Pulmonary arterial hypertension (PAH) is a rare but destructive disease of pulmonary arteries, characterised by a progressive increase in pathological remodelling, vascular resistance and ensuing right heart failure that leads to severe impairment of life quality and death. There is no cure, and available therapeutic options only slow disease progression. Hypoxia potentiates PAH by driving vascular remodelling, underpinning right heart hypertrophy and cardiac failure, causing a gradual loss of systemic oxygenation. Because of the lack of non-invasive diagnostic technologies, the relative impact of crosstalk between the PAH, peripheral organ oxygenation and (micro)vasculature is poorly understood. Photoacoustic molecular imaging enables high-resolution/high-contrast assessment of blood oxygen saturation, making detecting hypoxic tissues/regions possible. This could allow earlier and more robust diagnosis, facilitate patient stratification, provide new mechanistic insights into disease pathology and help develop novel therapies.
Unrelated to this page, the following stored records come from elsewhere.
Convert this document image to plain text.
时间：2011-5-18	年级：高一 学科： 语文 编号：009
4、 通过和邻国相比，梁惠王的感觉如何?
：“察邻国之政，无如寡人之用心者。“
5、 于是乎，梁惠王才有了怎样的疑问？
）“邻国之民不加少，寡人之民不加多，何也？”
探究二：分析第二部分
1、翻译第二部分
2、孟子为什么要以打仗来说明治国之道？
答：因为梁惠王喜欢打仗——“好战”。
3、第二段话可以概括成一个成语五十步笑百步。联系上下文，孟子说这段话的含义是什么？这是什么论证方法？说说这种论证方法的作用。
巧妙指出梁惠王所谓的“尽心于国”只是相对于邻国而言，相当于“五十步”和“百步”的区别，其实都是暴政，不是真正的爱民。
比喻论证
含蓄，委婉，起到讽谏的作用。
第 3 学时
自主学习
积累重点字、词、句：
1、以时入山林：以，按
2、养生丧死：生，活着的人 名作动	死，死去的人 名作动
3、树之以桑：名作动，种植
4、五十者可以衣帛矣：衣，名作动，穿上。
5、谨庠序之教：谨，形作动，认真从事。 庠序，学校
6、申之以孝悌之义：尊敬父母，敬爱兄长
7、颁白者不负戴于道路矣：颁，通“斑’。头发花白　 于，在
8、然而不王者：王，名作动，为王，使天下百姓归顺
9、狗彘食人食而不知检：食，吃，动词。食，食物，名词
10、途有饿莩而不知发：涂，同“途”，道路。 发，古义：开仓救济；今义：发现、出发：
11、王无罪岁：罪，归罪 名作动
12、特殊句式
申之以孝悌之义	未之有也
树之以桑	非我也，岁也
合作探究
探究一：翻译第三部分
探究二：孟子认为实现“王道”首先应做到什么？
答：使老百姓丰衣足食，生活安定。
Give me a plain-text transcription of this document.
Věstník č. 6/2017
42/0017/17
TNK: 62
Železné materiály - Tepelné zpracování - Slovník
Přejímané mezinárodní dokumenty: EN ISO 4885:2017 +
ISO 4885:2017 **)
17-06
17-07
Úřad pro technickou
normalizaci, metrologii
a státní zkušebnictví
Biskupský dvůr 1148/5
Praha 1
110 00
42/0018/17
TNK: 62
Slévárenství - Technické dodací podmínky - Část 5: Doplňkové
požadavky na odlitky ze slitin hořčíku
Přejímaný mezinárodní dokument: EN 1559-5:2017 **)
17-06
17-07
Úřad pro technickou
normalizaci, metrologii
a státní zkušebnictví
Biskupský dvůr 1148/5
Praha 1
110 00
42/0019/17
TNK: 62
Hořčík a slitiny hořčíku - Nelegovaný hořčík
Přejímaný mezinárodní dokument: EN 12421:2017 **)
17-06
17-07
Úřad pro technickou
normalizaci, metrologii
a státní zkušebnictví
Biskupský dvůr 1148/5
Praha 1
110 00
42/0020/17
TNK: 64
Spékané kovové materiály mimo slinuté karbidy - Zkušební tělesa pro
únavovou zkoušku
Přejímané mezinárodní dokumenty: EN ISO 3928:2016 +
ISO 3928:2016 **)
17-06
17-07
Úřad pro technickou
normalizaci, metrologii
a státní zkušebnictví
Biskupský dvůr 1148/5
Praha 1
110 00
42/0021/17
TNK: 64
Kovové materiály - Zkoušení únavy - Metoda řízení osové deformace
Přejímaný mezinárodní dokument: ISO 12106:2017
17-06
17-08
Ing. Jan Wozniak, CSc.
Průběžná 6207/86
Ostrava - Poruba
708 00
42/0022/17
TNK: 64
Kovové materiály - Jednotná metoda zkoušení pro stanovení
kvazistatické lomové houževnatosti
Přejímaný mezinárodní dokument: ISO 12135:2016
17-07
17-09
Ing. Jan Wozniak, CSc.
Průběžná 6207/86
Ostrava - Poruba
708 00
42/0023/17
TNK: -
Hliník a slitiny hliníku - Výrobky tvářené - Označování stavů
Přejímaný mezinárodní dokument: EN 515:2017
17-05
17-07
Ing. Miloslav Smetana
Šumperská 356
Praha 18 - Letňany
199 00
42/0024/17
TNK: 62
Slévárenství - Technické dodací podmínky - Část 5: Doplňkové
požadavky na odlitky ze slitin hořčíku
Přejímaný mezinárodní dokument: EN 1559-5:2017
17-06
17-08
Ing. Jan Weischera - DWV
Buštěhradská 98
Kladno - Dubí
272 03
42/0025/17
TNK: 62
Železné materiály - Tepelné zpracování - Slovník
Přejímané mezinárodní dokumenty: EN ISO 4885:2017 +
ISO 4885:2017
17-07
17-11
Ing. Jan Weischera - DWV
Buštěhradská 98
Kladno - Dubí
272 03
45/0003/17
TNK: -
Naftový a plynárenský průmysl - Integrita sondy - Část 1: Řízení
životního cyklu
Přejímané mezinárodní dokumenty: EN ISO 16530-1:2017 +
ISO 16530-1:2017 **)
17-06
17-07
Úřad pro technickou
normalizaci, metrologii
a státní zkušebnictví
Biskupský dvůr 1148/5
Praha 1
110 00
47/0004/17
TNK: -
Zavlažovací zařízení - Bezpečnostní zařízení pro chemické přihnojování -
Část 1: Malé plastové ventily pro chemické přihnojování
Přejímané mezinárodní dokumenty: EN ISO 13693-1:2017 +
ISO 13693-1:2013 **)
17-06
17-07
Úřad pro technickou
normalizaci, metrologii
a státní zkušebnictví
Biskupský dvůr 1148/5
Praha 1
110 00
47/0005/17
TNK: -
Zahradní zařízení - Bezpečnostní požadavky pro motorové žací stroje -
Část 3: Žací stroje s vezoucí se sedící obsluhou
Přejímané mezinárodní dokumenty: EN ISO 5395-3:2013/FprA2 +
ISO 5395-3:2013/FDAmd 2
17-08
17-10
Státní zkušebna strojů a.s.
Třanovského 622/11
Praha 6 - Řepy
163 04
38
Employing first in the UK, multi-modal Vevo F2 LAZR-X, this project will establish a photoacoustic imaging protocol for detecting blood oxygen saturation in PAH models. Murine PAH will be characterised longitudinally, using standard non-invasive cardio-pulmonary ultrasound (i.e., 4D-echocardiography) and photoacoustic imaging in the heart, liver, kidney, brain and muscle. By employing animal interventions, metabolomics, molecular biology, biochemistry and histology techniques, it will determine how systemic hypoxia, detected by photoacoustic imaging, correlates with the disease’s hemodynamic, molecular, and metabolic markers at different stages and estimate whether it can serve as a new diagnostic and/or preclinical platform for drug development.
Year 1-2 Objectives: Assay development and training; validation and characterising mouse and/or rat PAH model using 4D-echocardiography, photoacoustic ultrasound imaging and metabolic, molecular and biochemical profiling. Year 2-3 Objectives: Assessment of PAH amelioration with 4D-echocardiography and photoacoustic imaging using clinically approved therapies (e.g., PDE5 inhibitors, Ca2+-channel blockers) – as a future platform for drug development and personalised medicine. Development of molecular imaging of myoglobin using photoacoustic imaging in a phantom, biological tissues and/or mice.